Seriam legítimas deduções no imposto sobre a renda de despesas com serviços essenciais não oferecidos gratuitamente pelo Estado que cobra o imposto. Permitirem-se deduções com despesas em serviços ofertados gratuitamente é permitir que por decisão individual o privilegiado evada-se do pagamento de tributos, o que é disfuncional e aberrante.
Isso de a constituição prever saúde e educação públicas universais e gratuitas e ao mesmo tempo permitir que classes privilegiadas deduzam do imposto sobre a renda despesas com esses seviços é típico da hipocrisia fundante da nacionalidade. Faz-se uma bela declaração de intenções e, por vias laterais, faz-se outra norma a manter tudo como sempre esteve e a mesma sistemática de sangria de muitos em benefício de poucos, por meio do Estado.
Como sempre, percebido o esquema subjacente, hipocrisia e contradição são vertiginosos, até para nossos largos padrões brasileiros. E hipocrisia e contradição revelam-se também nas defesas do deformado sistema. Os beneficiários sempre dirão que tem que ser assim porque os serviços públicos são ruins e têm que partir para serviços privados.

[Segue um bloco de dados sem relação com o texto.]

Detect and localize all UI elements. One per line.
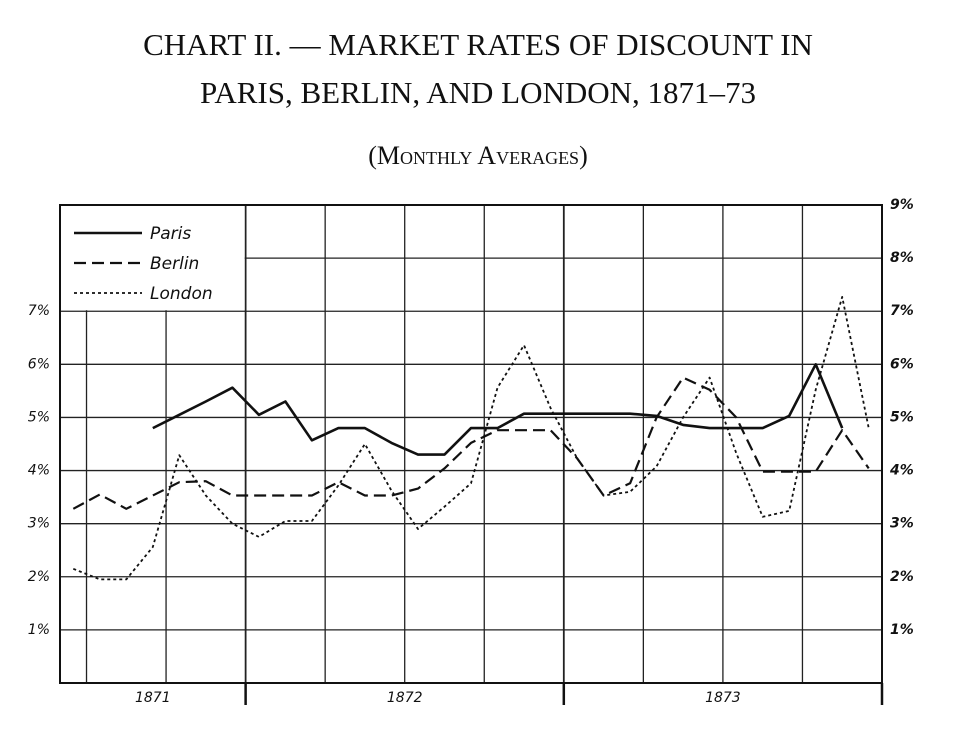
y2-tick-label: 5% bbox=[890, 409, 914, 425]
series-line bbox=[72, 376, 870, 510]
x-year-label: 1872 bbox=[387, 690, 423, 706]
x-year-label: 1873 bbox=[705, 690, 741, 706]
y-tick-label: 2% bbox=[28, 569, 50, 585]
x-year-label: 1871 bbox=[135, 690, 171, 706]
y2-tick-label: 4% bbox=[889, 463, 914, 479]
y2-tick-label: 2% bbox=[890, 569, 914, 585]
legend-label: Paris bbox=[150, 224, 191, 244]
legend-label: Berlin bbox=[150, 254, 199, 274]
y-tick-label: 3% bbox=[28, 516, 50, 532]
y-tick-label: 6% bbox=[28, 356, 50, 372]
plot-frame bbox=[59, 204, 883, 684]
y2-tick-label: 3% bbox=[890, 516, 914, 532]
y2-tick-label: 6% bbox=[890, 356, 914, 372]
legend-box bbox=[61, 206, 245, 311]
y2-tick-label: 7% bbox=[890, 303, 914, 319]
y-tick-label: 5% bbox=[28, 409, 50, 425]
y2-tick-label: 8% bbox=[890, 250, 914, 266]
chart-subtitle: (Monthly Averages) bbox=[368, 141, 587, 170]
chart-title: CHART II. — MARKET RATES OF DISCOUNT IN bbox=[143, 27, 813, 62]
y-tick-label: 1% bbox=[28, 622, 50, 638]
y2-tick-label: 9% bbox=[890, 197, 914, 213]
y-tick-label: 4% bbox=[28, 463, 50, 479]
series-line bbox=[72, 296, 870, 581]
chart-title: PARIS, BERLIN, AND LONDON, 1871–73 bbox=[200, 75, 756, 110]
legend-label: London bbox=[150, 284, 213, 304]
y-tick-label: 7% bbox=[28, 303, 50, 319]
y2-tick-label: 1% bbox=[890, 622, 914, 638]
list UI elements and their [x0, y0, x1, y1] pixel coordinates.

Fiquemos com uma parte da objeção, desprezando a das conclusões, evidentemente, para minimizar os riscos de contaminação. Ora, se os serviços públicos são ruins, pode-se buscar sua melhora, ao invés de saquear o Estado para pagar por serviços privados. Pode-se também assumir postura mais sincera e honesta e deixar os serviços ruins para os pobres e pagar os serviços privados do próprio bolso, mas isso seria sonhar com um direitismo só direitista e não desonesto e oportunista, como é nosso comum.
O meio mais eficaz, não apenas de suprimir a contradição gritante, mas de encaminhar os serviços de saúde e aducação públicas para melhora é tornar as classes médias e altas clientes deles, deixando de ajudar esses grupos a pagarem por serviços privados, quando a constituição diz haver os mesmos serviços públicos, gratuitos e universais.